İnsanı etkileyen sözlerin başında şiir gelir.Şiir bir insanın duygularını,düşüncelerini yansıtma biçimidir.Şiir hayatımızın en önemli öğesi olup dilin ve insanın özüdür.Şiirde önemli olan ne yazıldığı değil okuyucunun ne anladığıdır.Yani şiir bambaşka bir şeydir ve anlatılmaz.   

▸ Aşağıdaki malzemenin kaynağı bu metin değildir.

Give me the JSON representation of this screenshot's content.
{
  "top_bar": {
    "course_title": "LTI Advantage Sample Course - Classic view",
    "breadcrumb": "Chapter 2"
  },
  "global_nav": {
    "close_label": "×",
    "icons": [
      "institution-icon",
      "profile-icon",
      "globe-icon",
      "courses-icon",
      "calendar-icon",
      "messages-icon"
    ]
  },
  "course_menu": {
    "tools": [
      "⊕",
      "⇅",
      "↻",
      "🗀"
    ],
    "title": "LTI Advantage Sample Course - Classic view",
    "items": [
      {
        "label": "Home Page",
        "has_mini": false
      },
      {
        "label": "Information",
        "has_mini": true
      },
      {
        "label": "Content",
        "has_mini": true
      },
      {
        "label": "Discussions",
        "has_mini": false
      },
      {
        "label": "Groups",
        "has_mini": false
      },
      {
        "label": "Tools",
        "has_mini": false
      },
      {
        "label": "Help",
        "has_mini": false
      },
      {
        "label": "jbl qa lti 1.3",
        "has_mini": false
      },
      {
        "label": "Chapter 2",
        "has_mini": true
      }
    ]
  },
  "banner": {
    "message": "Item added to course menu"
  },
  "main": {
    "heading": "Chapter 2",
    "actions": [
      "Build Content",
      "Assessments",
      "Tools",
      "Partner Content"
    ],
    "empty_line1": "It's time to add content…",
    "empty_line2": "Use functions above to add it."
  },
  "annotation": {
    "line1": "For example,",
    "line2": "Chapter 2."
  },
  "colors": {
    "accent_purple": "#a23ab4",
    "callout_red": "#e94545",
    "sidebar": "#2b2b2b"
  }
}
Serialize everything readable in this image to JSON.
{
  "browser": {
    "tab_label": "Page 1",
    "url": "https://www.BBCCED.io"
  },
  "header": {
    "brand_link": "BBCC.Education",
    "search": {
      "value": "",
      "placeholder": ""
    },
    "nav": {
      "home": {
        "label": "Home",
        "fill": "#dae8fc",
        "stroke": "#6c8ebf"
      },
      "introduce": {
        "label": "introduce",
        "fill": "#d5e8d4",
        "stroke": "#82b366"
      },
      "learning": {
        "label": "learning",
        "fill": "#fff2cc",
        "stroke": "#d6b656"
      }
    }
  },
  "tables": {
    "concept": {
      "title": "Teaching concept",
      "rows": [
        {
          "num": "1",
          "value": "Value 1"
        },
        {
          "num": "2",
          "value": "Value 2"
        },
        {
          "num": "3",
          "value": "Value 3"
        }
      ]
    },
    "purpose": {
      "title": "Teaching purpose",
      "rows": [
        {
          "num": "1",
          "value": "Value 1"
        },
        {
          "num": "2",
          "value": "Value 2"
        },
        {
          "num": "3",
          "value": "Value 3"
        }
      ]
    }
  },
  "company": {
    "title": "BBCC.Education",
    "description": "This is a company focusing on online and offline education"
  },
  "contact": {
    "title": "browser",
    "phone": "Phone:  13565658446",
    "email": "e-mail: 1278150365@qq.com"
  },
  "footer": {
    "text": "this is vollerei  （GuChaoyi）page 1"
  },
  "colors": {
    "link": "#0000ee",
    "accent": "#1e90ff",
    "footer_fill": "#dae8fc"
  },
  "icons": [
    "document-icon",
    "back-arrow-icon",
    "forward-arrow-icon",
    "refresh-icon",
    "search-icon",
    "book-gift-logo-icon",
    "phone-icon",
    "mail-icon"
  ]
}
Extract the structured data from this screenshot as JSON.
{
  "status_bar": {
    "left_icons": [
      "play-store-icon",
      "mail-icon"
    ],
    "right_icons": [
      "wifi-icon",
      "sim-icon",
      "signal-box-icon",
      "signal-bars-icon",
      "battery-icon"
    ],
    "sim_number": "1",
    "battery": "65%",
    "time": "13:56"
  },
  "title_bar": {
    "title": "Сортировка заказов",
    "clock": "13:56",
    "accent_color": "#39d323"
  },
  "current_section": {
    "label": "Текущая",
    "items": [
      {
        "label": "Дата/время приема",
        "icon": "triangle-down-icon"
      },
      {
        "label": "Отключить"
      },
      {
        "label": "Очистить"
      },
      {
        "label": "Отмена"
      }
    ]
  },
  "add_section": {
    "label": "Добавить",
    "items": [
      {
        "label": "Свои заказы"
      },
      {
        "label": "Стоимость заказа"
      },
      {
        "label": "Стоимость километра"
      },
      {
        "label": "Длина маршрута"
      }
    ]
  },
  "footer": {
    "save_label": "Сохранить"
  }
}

Elbette şiirin kaynağı insandır.Şiiri yazmak için birbirimizi anlamamız lazım çünkü insanı anlamayan şiir yazamaz.Şiir sadece yazmak için yazılamaz.Şiir seni,beni,bizi anlatması lazım.Duygularımızı,heyecanlarımızı,sevdiklerimizi anlatmanın en güzel şeklidir hepimiz aşkı,sevgiyi biliriz,hepimizin yaşadığı iyi,kötü olaylar olmuştur,kaybettiğimiz insanlar,bir türlü unutamadığımız kişileri şiirimize yansıtırız.   Keşke herkes şiir yazabilse de birbirimizi daha iyi anlasak.Çünkü artık konuşarak anlaşamıyoruz,duygularımızı,sorunlarımızı,anlatamıyoruz ama en azından bunları şiirlerde dile getirerek herkes okuyabiliyor ve böylece insan olduğumuzu,kimseyi kırmamız gerektiğini anlıyoruz.   Bunları içimden geldiği gibi yazdım bende çok sevdim kaybettiğim insanlar oldu unutamadığım kişiler benim istediklerim beni istemedi beni isteyenleride ben ama noldu koca bir hiç.Yine ben kaybettim,ben üzüldüm,bunları hep okuduğum,yazdığım şiirler de dile getirmeye çalıştım ve kendimi sonunda huzura kavuşturdum.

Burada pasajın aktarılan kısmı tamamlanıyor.